LA GESTIONE DELLA ROSA
La gestione delle rotazioni della rosa ha anch’essa lasciato qualche dubbio che si è poi ripercosso sulle scelte di mercato e non vanno dimenticate poi le scelte tattiche, tra l’ostracismo ai cambiamenti e il continuo adattare gli uomini allo schema piuttosto che il contrario, snaturando spesso le qualità dei singoli in nome del rombo o dell’ultimo albero di Natale. La scelta dei suoi pupilli in sede di mercato è un altro fattore negativo, un unicum a livello numerico rispetto ai suoi predecessori dell’era Giulini: Mattiello, Cacciatore, Birsa, Castro e Paloschi non hanno quasi mai convinto sul campo e sono stati lontani dall’essere quel valore aggiunto che forse lui stesso avrebbe sperato. Infine le dichiarazioni post Roma che lasciano poco spazio all’immaginazione: “D’ora in avanti le scelte saranno fatte in funzione degli avversari e del lavoro in settimana”, parole che hanno posto seri interrogativi sulla paternità di alcune decisioni del recente passato.

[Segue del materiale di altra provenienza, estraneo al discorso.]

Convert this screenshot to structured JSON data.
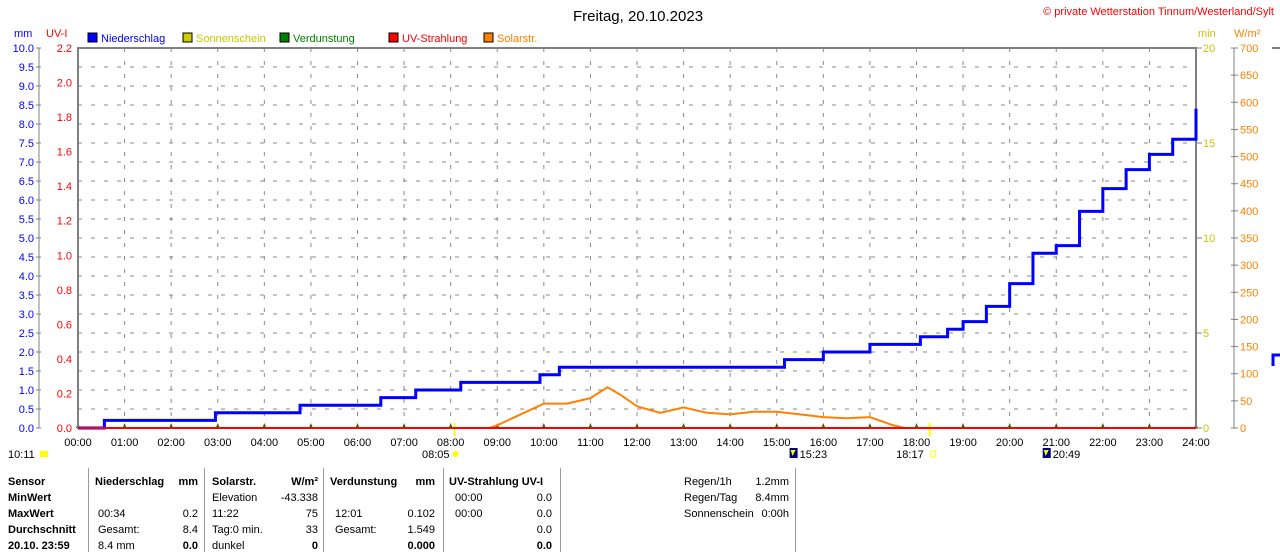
{
  "title": "Freitag, 20.10.2023",
  "copyright": "© private Wetterstation Tinnum/Westerland/Sylt",
  "colors": {
    "niederschlag": "#0000ff",
    "sonnenschein": "#cccc00",
    "verdunstung": "#008000",
    "uv": "#ff0000",
    "solar": "#ff8000"
  },
  "legend": [
    {
      "label": "Niederschlag",
      "color": "#0000ff"
    },
    {
      "label": "Sonnenschein",
      "color": "#cccc00"
    },
    {
      "label": "Verdunstung",
      "color": "#008000"
    },
    {
      "label": "UV-Strahlung",
      "color": "#ff0000"
    },
    {
      "label": "Solarstr.",
      "color": "#ff8000"
    }
  ],
  "chart_data": {
    "type": "line",
    "title": "Freitag, 20.10.2023",
    "x_ticks": [
      "00:00",
      "01:00",
      "02:00",
      "03:00",
      "04:00",
      "05:00",
      "06:00",
      "07:00",
      "08:00",
      "09:00",
      "10:00",
      "11:00",
      "12:00",
      "13:00",
      "14:00",
      "15:00",
      "16:00",
      "17:00",
      "18:00",
      "19:00",
      "20:00",
      "21:00",
      "22:00",
      "23:00",
      "24:00"
    ],
    "axes": {
      "mm": {
        "unit": "mm",
        "range": [
          0,
          10
        ],
        "step": 0.5
      },
      "uv": {
        "unit": "UV-I",
        "range": [
          0,
          2.2
        ],
        "step": 0.2
      },
      "min": {
        "unit": "min",
        "range": [
          0,
          20
        ],
        "step": 5
      },
      "solar": {
        "unit": "W/m²",
        "range": [
          0,
          700
        ],
        "step": 50
      }
    },
    "grid": true,
    "series": [
      {
        "name": "Niederschlag",
        "axis": "mm",
        "step": true,
        "x": [
          "00:00",
          "00:34",
          "02:57",
          "04:46",
          "06:30",
          "07:15",
          "08:13",
          "09:55",
          "10:20",
          "15:10",
          "16:00",
          "17:00",
          "18:05",
          "18:40",
          "19:00",
          "19:30",
          "20:00",
          "20:30",
          "21:00",
          "21:30",
          "22:00",
          "22:30",
          "23:00",
          "23:30",
          "24:00"
        ],
        "y": [
          0,
          0.2,
          0.4,
          0.6,
          0.8,
          1.0,
          1.2,
          1.4,
          1.6,
          1.8,
          2.0,
          2.2,
          2.4,
          2.6,
          2.8,
          3.2,
          3.8,
          4.6,
          4.8,
          5.7,
          6.3,
          6.8,
          7.2,
          7.6,
          8.4
        ]
      },
      {
        "name": "Solarstr.",
        "axis": "solar",
        "x": [
          "08:50",
          "09:00",
          "09:30",
          "10:00",
          "10:30",
          "11:00",
          "11:22",
          "11:40",
          "12:00",
          "12:30",
          "13:00",
          "13:30",
          "14:00",
          "14:30",
          "15:00",
          "15:30",
          "16:00",
          "16:30",
          "17:00",
          "17:30",
          "17:45"
        ],
        "y": [
          0,
          5,
          25,
          45,
          45,
          55,
          75,
          60,
          40,
          28,
          38,
          28,
          25,
          30,
          30,
          25,
          20,
          18,
          20,
          5,
          0
        ]
      },
      {
        "name": "Verdunstung",
        "axis": "mm",
        "x": [
          "00:00",
          "24:00"
        ],
        "y": [
          0,
          0
        ]
      },
      {
        "name": "UV-Strahlung",
        "axis": "uv",
        "x": [
          "00:00",
          "24:00"
        ],
        "y": [
          0,
          0
        ]
      }
    ],
    "markers": {
      "sunrise": "08:05",
      "sunset": "18:17",
      "moon1": "15:23",
      "moon2": "20:49",
      "daylength": "10:11"
    }
  },
  "table": {
    "headers": [
      "Sensor",
      "Niederschlag",
      "mm",
      "Solarstr.",
      "W/m²",
      "Verdunstung",
      "mm",
      "UV-Strahlung UV-I"
    ],
    "row_labels": [
      "MinWert",
      "MaxWert",
      "Durchschnitt",
      "20.10. 23:59"
    ],
    "rows": [
      [
        "",
        "",
        "Elevation",
        "-43.338",
        "",
        "",
        "00:00",
        "0.0"
      ],
      [
        "00:34",
        "0.2",
        "11:22",
        "75",
        "12:01",
        "0.102",
        "00:00",
        "0.0"
      ],
      [
        "Gesamt:",
        "8.4",
        "Tag:0 min.",
        "33",
        "Gesamt:",
        "1.549",
        "",
        "0.0"
      ],
      [
        "8.4 mm",
        "0.0",
        "dunkel",
        "0",
        "",
        "0.000",
        "",
        "0.0"
      ]
    ],
    "summary": [
      {
        "label": "Regen/1h",
        "value": "1.2mm"
      },
      {
        "label": "Regen/Tag",
        "value": "8.4mm"
      },
      {
        "label": "Sonnenschein",
        "value": "0:00h"
      }
    ]
  }
}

Maran però non può e non deve essere l’unico colpevole, protetto a parole dalla società, ma quasi mai nei fatti. Fin dal mercato estivo, fra un centrocampo ricco di giocatori di livello e una difesa da inventare, ma soprattutto quando è scoppiato il caso Nandez, con smentite continue e la patata bollente lasciata in mano al tecnico. La vicenda Castro, da pupillo a epurato in direzione Ferrara, la famosa cena che ha portato all’infortunio di Pavoletti, un mercato di gennaio che invece del difensore centrale richiesto ha visto arrivargli in dote un trequartista, pur se di valore assoluto, e qualche cambio alla voce sostituti, il dualismo in porta che difficilmente fa bene a una squadra. Il balletto del nome dei sostituti e chiuso con il ticket Zenga-Canzi, già visto quando fu esonerato Rastelli, è la ciliegina sulla torta di una gestione che appare, al momento, lontana dalla chiarezza programmatica.
LA NECESSITÀ DI CAMBIARE
Infine i giocatori che negli ultimi mesi sembrano lontani parenti, per mentalità e cattiveria, rispetto a quelli che avevano rimesso in sesto la partita con la Sampdoria, distrutto la Fiorentina, vinto a Napoli e Bergamo resistendo agli assalti con la bava alla bocca: come accaduto ai tempi di Rastelli, Giulini forza la mano, va contro le sue stesse parole celebrative del tecnico di turno fino a pochi giorni prima del cambio e mette di fronte i calciatori al loro dovere togliendogli l’alibi dell’allenatore. Ora toccherà allo strano duo Zenga-Canzi riportare tranquillità, raccogliere i cocci e rimettere insieme una squadra che ha dimostrato di poter dire la sua: da un lato un tecnico che non sembra troppo amato dalla piazza – eufemismo – dall’altro colui che ha reso grande la Primavera rossoblù passo dopo passo e che la piazza la conosce come le proprie tasche. Il Cagliari non era da Champions come aveva illuso il filotto positivo, ma tantomeno è da zona rossa come fanno intendere le ultime undici gare, partirà così la ricostruzione verso un nuovo anno zero e un futuro che per tutti passerà dalle ultime tredici partite: il centenario alle porte sembrava potesse avere tutt’altro sapore.